Welcome to The Big Picture, where CULTURED’s critics zoom out for a wider view of the art world. While reviews remain the focus of The Critics’ Table, this space is reserved for longer reflections—treatises, prognostications, diaries, and meanderings. Really, anything goes.
The great novelist and art critic Gary Indiana, who passed away last week in his East Village apartment, leaving a hole in the city’s literary firmament the size of his name state, isn’t generally remembered for his favorable reviews. Maybe it’s because even his positive assessments were not positive—not in tone. They emerged from a deep anticapitalist snobbery; his caustic disdain for the commercial structures and depraved characters of the (art) world was justified, implicitly, on aesthetic as much as political grounds. Though in the universe of his writing—by the rules of his bitchy radicalism—no such distinction exists.

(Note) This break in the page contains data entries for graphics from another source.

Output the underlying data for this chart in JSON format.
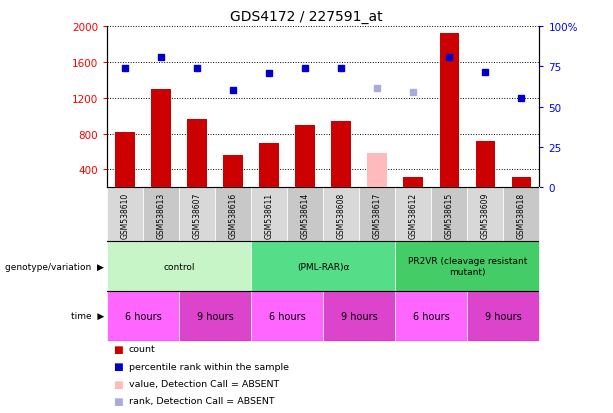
{
  "title": "GDS4172 / 227591_at",
  "samples": [
    "GSM538610",
    "GSM538613",
    "GSM538607",
    "GSM538616",
    "GSM538611",
    "GSM538614",
    "GSM538608",
    "GSM538617",
    "GSM538612",
    "GSM538615",
    "GSM538609",
    "GSM538618"
  ],
  "bar_values": [
    820,
    1300,
    960,
    560,
    700,
    890,
    940,
    null,
    320,
    1920,
    720,
    320
  ],
  "bar_absent": [
    null,
    null,
    null,
    null,
    null,
    null,
    null,
    580,
    null,
    null,
    null,
    null
  ],
  "dot_values": [
    1530,
    1650,
    1530,
    1280,
    1470,
    1530,
    1530,
    null,
    null,
    1650,
    1490,
    1200
  ],
  "dot_absent": [
    null,
    null,
    null,
    null,
    null,
    null,
    null,
    1310,
    1260,
    null,
    null,
    null
  ],
  "ylim_left": [
    200,
    2000
  ],
  "left_ticks": [
    400,
    800,
    1200,
    1600,
    2000
  ],
  "right_ticks": [
    0,
    25,
    50,
    75,
    100
  ],
  "right_tick_labels": [
    "0",
    "25",
    "50",
    "75",
    "100%"
  ],
  "genotype_groups": [
    {
      "label": "control",
      "start": 0,
      "end": 4,
      "color": "#c8f5c8"
    },
    {
      "label": "(PML-RAR)α",
      "start": 4,
      "end": 8,
      "color": "#55dd88"
    },
    {
      "label": "PR2VR (cleavage resistant\nmutant)",
      "start": 8,
      "end": 12,
      "color": "#44cc66"
    }
  ],
  "time_groups": [
    {
      "label": "6 hours",
      "start": 0,
      "end": 2,
      "color": "#ff66ff"
    },
    {
      "label": "9 hours",
      "start": 2,
      "end": 4,
      "color": "#dd44cc"
    },
    {
      "label": "6 hours",
      "start": 4,
      "end": 6,
      "color": "#ff66ff"
    },
    {
      "label": "9 hours",
      "start": 6,
      "end": 8,
      "color": "#dd44cc"
    },
    {
      "label": "6 hours",
      "start": 8,
      "end": 10,
      "color": "#ff66ff"
    },
    {
      "label": "9 hours",
      "start": 10,
      "end": 12,
      "color": "#dd44cc"
    }
  ],
  "bar_color": "#cc0000",
  "bar_absent_color": "#ffbbbb",
  "dot_color": "#0000cc",
  "dot_absent_color": "#aaaadd",
  "legend_items": [
    {
      "label": "count",
      "color": "#cc0000"
    },
    {
      "label": "percentile rank within the sample",
      "color": "#0000cc"
    },
    {
      "label": "value, Detection Call = ABSENT",
      "color": "#ffbbbb"
    },
    {
      "label": "rank, Detection Call = ABSENT",
      "color": "#aaaadd"
    }
  ]
}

Yet Indiana did love many things. I know that from the conversations I was lucky enough to have with him over the years (mostly at parties). And I found or remembered more examples, flipping sadly through Vile Days when I learned of his death. The book, which I keep close at hand, anthologizes the writer’s Village Voice columns from 1985–1988, his years as the paper’s senior art critic. The day before, I had attended the press preview for Nicole Eisenman’s new public sculpture in Madison Square Park, and so, as I was thinking about Indiana—and this collection particularly—I was also mulling over Eisenman’s monumentally-scaled anti-monument, Fixed Crane.